SHARMADEAN REID ON PIVOTING, COMMUNITY AND WOMEN IN BUSINESS
Sharmadean Reid is a visionary entrepreneur and a champion for women. She’s founded magazines, beauty businesses and most recently The Stack World, backed by Index Ventures and Local Globe. In 2015 she was awarded an MBE for services to beauty and women.
The Stack World began life as Beauty Stack, a software for beauty businesses and pivoted to its current iteration during the pandemic: a platform that enables women to find, create and grow their own community.
If Sharmadean wasn’t building businesses, empowering women and tapping into the cultural zeitgeist, she would be an artist or a philosopher. So we’re sharing her wisdom as a treatise on pivoting, community and women in business.
On the trigger moment she pivoted Beauty Stack to the Stack World
When Boris announced lockdown. It was December 2020. My grandma had just passed away so I was in Jamaica. They were literally sending planes to bring people back from different places in the world, I was one of them.
Christmas is peak season and when you make most of your money in the beauty industry. We had seen our GMV triple in the one month when lock down stopped and then they went straight back down when lockdown 2 was announced. Everything was up in the air. So we huddled together and in eight weeks we built a brand new CMS and a brand new membership platform. It was actually amazing. We used a lot of the backends that we already had.

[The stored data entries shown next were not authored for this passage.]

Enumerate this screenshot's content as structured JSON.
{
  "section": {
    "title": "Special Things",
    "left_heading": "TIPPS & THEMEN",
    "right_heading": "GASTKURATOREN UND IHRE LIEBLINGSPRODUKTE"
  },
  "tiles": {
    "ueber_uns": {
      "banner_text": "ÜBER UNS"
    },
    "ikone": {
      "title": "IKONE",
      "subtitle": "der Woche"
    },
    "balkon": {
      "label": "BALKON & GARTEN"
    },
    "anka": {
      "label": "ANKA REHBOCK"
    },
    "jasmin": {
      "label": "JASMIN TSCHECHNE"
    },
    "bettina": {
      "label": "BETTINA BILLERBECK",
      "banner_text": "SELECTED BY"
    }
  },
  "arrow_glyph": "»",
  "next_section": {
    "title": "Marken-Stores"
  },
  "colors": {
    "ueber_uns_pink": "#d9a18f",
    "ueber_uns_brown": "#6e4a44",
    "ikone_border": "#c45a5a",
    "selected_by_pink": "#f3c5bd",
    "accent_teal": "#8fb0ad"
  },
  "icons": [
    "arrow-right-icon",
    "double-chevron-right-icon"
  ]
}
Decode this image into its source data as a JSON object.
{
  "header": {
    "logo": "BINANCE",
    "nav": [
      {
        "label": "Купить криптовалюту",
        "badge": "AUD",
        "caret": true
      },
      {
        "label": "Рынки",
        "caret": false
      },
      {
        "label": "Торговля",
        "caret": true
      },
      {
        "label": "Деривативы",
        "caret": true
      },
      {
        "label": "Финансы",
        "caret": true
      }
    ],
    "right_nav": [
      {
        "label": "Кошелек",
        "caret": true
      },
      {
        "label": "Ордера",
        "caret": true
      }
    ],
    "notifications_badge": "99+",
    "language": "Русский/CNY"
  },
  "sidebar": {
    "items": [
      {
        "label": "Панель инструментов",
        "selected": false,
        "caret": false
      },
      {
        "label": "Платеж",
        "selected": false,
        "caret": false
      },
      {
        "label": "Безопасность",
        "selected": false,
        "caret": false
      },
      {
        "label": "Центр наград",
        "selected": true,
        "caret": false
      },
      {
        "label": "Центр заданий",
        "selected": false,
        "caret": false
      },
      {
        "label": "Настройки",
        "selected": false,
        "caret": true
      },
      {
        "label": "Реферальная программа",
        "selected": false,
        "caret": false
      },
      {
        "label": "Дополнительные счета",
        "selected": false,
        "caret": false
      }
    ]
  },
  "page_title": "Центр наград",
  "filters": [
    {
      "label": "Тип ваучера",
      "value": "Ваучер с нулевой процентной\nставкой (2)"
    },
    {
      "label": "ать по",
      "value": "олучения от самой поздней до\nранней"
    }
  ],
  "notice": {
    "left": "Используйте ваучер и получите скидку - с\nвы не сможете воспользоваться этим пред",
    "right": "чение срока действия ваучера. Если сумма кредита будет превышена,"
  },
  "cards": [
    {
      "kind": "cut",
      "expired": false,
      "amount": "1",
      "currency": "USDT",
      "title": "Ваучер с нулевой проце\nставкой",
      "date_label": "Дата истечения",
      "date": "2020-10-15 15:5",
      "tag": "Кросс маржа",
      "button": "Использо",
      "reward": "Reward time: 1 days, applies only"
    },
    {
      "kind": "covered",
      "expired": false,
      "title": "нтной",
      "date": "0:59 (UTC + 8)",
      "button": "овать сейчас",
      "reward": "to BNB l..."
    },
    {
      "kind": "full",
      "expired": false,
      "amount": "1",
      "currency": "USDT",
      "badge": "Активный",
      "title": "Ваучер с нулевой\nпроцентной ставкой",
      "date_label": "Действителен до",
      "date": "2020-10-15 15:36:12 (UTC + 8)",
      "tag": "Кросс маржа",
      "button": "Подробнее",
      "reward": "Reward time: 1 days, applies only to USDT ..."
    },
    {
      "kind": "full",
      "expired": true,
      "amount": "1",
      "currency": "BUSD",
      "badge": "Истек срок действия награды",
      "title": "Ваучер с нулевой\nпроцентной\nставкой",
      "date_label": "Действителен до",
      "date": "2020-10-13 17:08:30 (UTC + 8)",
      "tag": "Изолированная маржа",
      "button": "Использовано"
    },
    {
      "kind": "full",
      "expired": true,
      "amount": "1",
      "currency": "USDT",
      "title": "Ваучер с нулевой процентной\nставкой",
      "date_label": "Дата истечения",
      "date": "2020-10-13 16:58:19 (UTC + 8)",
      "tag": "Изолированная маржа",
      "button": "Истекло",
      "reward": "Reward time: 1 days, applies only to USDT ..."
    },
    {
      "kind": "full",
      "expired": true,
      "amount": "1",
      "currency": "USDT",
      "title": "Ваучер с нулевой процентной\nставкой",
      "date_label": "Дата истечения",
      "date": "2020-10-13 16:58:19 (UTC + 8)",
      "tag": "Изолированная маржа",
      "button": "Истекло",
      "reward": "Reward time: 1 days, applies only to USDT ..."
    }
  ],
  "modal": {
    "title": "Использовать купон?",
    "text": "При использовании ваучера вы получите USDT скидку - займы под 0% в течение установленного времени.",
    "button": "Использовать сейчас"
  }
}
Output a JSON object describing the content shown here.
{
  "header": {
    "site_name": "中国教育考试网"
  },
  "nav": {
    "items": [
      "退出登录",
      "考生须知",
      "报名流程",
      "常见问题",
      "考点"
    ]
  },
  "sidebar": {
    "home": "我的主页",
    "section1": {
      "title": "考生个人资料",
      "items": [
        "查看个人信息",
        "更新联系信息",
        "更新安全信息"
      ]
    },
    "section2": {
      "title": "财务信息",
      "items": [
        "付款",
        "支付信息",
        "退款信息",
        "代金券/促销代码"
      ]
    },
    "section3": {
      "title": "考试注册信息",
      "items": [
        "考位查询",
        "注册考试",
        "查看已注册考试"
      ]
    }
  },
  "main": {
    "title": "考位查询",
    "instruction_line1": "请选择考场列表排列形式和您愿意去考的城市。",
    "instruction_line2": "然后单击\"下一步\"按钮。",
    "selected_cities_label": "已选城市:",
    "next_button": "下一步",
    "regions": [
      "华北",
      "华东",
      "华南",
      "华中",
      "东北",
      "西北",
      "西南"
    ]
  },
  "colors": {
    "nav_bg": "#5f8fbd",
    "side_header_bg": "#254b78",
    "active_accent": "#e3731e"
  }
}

We launched the stack world on March the 8th, 2021. We had a thesis around women needing community, but we didn't really know what type of community. We had these five content pillars of beauty, wellness, business, culture, society and experimented with hundreds of events.
Since then [having built both a web and mobile app] we’ve seen 450 communities created in the app and done over 2000 events. Then from this year we started getting a lot of interest from corporates, who said to us; ‘Wow, how have you built such an engaged network of amazing ambitious women? Can you do it for us?’
I've had my first pandemic as a business owner, which you know we had to pivot, and now a recession looming. So from March/April we have been developing a private version of the stack for corporate companies to be able to power their women's networks and make them as incredible and engaging.
On the worst and best parts of pivoting
The worst was constantly questioning if we’d actually made the right decision or done the right thing. At some points I just made a decision to draw a line under it. Otherwise you really will depress yourself and you will constantly tire your brain out. At some point, you have to get on with it.
The best; the response was really overwhelming. Everyone was like, Oh my God, this is incredible. There's nothing like this. This is what you should have been doing from day one, which I was like, OK, cool, wish you’d told me about five years ago.
On how she taps into the cultural zeitgeist
I used to be a trend forecaster when I was fresh out of uni and where that comes from is pattern recognition across lots and lots of different industries, so I don't necessarily just look at what's going on with women and ask, OK, what's the trend? You might be looking at politics or art or music or fashion and asking what are all of the things that are happening across all of these different industries and what are they trying to say? For example people may be looking for comfort, community and safety in their consumer choices. What are they trying to say? I'm scared. I'm anxious. I'm lonely.
My creative process comes from intuition, which is not guessing. It’s pattern recognition that is steeped into the subconscious.
On power networks and community
So right now, we've really focused on networking because I feel like there's something about women building power networks that resonates at the moment. And what does that actually mean? Women don't like the word networking in its formal capacity, but they do like the idea of building their power network. Why is that? While they're feeling lonely, they see these boys clubs. They see men going golfing. They see men doing these things, patting each other on the back and they want to be part of that. So then we start communicating and thinking about the history of networks, how to build your network and we give them tools to do that.
Let's say you're doing sustainable finance. There might be workplace communities like, sustainable investing, climate change club, art exhibitions, soccer clubs, cocktail clubs, running yoga, meditation. It doesn't matter, we don't care about what the topic is. What we've seen from the stack is that when you get women together to connect, then they start talking about other things like salary negotiation, maternity leave.
There's been a lot of talk about mentoring at work sponsorship allyship. We believe that friendship is really key to basically growing your peer group together so that people don't leave the funnel and we get more women leaders.
On women in business
Women globally are the fastest growing demographic of small business owners and have been for a long time. Do women have the access to mentorship capital networks to be able to take it to the next level? Not necessarily. Do they have support around family, childcare and unpaid labour? Not at all, so I think it's not the it's not the starting point that is the issue, it's actually the scaling point. That's where women tend to fall behind. They're not getting funded, and they're not getting supported.